I am an amatuer investor, so I am limited in ability on this issue and am nearing my theoretical limits, so dont expect too deep of discussion from me from this point on. But, I do use discounted cash flow analysis in my individual stock purchases. I normally limit it to 10 years. The art comes from being able to see in the future as to the growth and the perpetuity values. For someone like Google, I wouldnt know where to begin.

Rails and other “value” stocks are fairly easy to determine. I do think your 6% discount rate is a little low.

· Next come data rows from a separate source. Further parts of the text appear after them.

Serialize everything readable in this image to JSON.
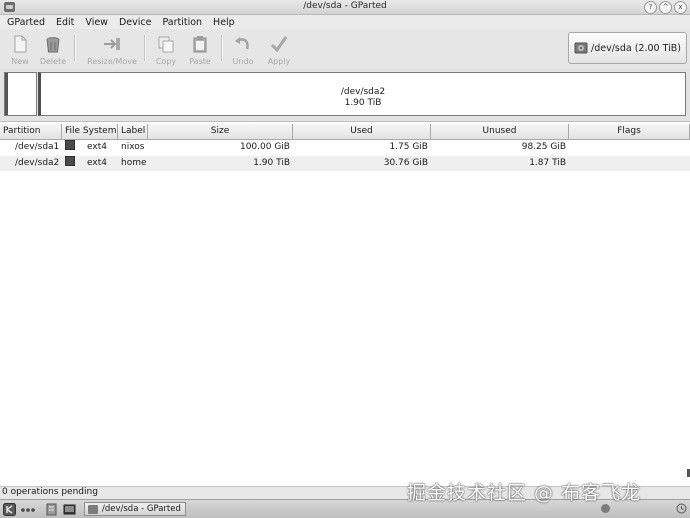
{
  "window": {
    "title": "/dev/sda - GParted",
    "controls": [
      "?",
      "^",
      "x"
    ]
  },
  "menu": {
    "items": [
      "GParted",
      "Edit",
      "View",
      "Device",
      "Partition",
      "Help"
    ]
  },
  "toolbar": {
    "new_label": "New",
    "delete_label": "Delete",
    "resize_label": "Resize/Move",
    "copy_label": "Copy",
    "paste_label": "Paste",
    "undo_label": "Undo",
    "apply_label": "Apply"
  },
  "device_selector": {
    "value": "/dev/sda  (2.00 TiB)"
  },
  "graph": {
    "partition_name": "/dev/sda2",
    "partition_size": "1.90 TiB"
  },
  "table": {
    "headers": {
      "partition": "Partition",
      "filesystem": "File System",
      "label": "Label",
      "size": "Size",
      "used": "Used",
      "unused": "Unused",
      "flags": "Flags"
    },
    "rows": [
      {
        "partition": "/dev/sda1",
        "filesystem": "ext4",
        "label": "nixos",
        "size": "100.00 GiB",
        "used": "1.75 GiB",
        "unused": "98.25 GiB",
        "flags": ""
      },
      {
        "partition": "/dev/sda2",
        "filesystem": "ext4",
        "label": "home",
        "size": "1.90 TiB",
        "used": "30.76 GiB",
        "unused": "1.87 TiB",
        "flags": ""
      }
    ]
  },
  "status": {
    "text": "0 operations pending"
  },
  "taskbar": {
    "task_label": "/dev/sda - GParted"
  },
  "watermark": {
    "text": "掘金技术社区 @ 布客飞龙"
  },
  "colors": {
    "filesystem_swatch": "#4a4a4a"
  }
}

The market is now realizing that rails finally have a bit of pricing power and is valuing them

To be honest, my investing in RR stock is a matter more of heart than head. Twenty-oh-four was an exceptional year, but the stock of an industry considered “mature” can’t be expected to grow in share price or shed a big dividend in the long run. Nor are they blue chips – they’re too cyclical. As for sector assignment, which I agree has some circularity about it, GE weighs in as a large-scale multinational, which as demonstrated above doesn’t necessarily mean that its ROI and such need be diffferent from other sectors. RR’s in general are transportation, but they have different earnings trajectories than airlines. My broker considers CSX a “mature cyclical,” which means it has the feast-or-famine earnings history of a cyclical, and the not-likely-to-grow-fast incapacity of a mature industry. However, CSX stock has been doing rather well lately, it seems.

“An industry analyst is someone who can tell you how many crossties
there are between New York and Chicago, but not whether to buy
railroad stock.” - Old saying, dates from Penn Central days.